The DDRB should go back to recommending dentists’ pay, not contract values, Michael Watson says.
In February 1949 the House of Commons debated dentists’ pay.
When the NHS had been set up six months previously the Government had underestimated both the level of demand for dentistry among the population and the willingness of dentists to work hard to meet this demand.
Consequently the NHS had overspent on dentistry and was seeking to remedy this by putting a cap on earnings.
A balancing act
The Government was, and is still, responsible for determining the level of fees or as now units of dental activity (UDAs) and this may only bear a passing resemblance to the work and expenses involved.
Dental fees must be sufficiently low to be affordable, but sufficiently high to attract dentists to do the work needed.
In 1948 the amount paid to dentists had been defined by the Spens committee (named after its chairman) as ‘the income of a dentist in his prime, working for 33 hours a week at his chair side, should be around £1,750 (or £61,000 net in 2015 values).

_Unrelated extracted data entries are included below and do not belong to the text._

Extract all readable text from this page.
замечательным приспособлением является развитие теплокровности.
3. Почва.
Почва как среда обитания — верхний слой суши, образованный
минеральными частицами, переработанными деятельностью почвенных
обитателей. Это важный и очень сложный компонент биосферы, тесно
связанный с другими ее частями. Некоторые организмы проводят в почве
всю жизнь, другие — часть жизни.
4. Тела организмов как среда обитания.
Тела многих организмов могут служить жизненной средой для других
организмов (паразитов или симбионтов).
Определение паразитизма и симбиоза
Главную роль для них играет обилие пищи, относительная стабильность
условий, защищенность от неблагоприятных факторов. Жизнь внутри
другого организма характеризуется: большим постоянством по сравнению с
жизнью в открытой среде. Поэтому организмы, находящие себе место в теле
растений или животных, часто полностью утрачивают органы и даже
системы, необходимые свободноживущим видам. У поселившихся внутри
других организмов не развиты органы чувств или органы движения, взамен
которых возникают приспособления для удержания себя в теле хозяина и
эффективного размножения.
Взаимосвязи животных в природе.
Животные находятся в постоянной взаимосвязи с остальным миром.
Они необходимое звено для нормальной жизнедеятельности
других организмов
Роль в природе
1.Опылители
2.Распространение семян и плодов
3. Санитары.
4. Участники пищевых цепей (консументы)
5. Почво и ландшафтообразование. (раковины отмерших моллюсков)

Some of them were working hard and earning much more (as also happened in 1991) and it led to cuts in fees over the coming years (as happened again in 1992).
Fee cuts dominated the 1950s, there was the introduction of patients’ charges, and successive Governments tried to keep expenditure under control, but it led to dissatisfaction in both dental and medical professions about their pay.
The Doctors’ and Dentists’ Review Body
This is more than a quaint look at history however, as the upshot of all this was the establishment in 1971 of the Doctors’ and Dentists’ Review Body (DDRB), which still reports today.
Its original remit was to make recommendations to the Prime Minister on the ‘remuneration of doctors and dentists taking any part in the National Health Service’.
For dentists this meant recommending a target average net income (TANI), not ruling on the level of fees.
It worked reasonably well for about 25 years, but in 1995, the DDRB decided to recommend on fees not dentists’ income, and it has been constrained by various Government’s public sector pay policies.
The outcome is that in real terms dentists’ incomes fell by some 20% between 2008/09 and 2013/14.
As Eddie Crouch, the BDA’s vice chair and chair of its Review Body Evidence Committee, said to the DDRB: ‘We are reaching a point where delivering (the service) on ever-diminishing funds will no longer be possible.’
It is time that the review body went back to its basic job of making recommendations for dentists’ pay, not saying how much contract values should be increased.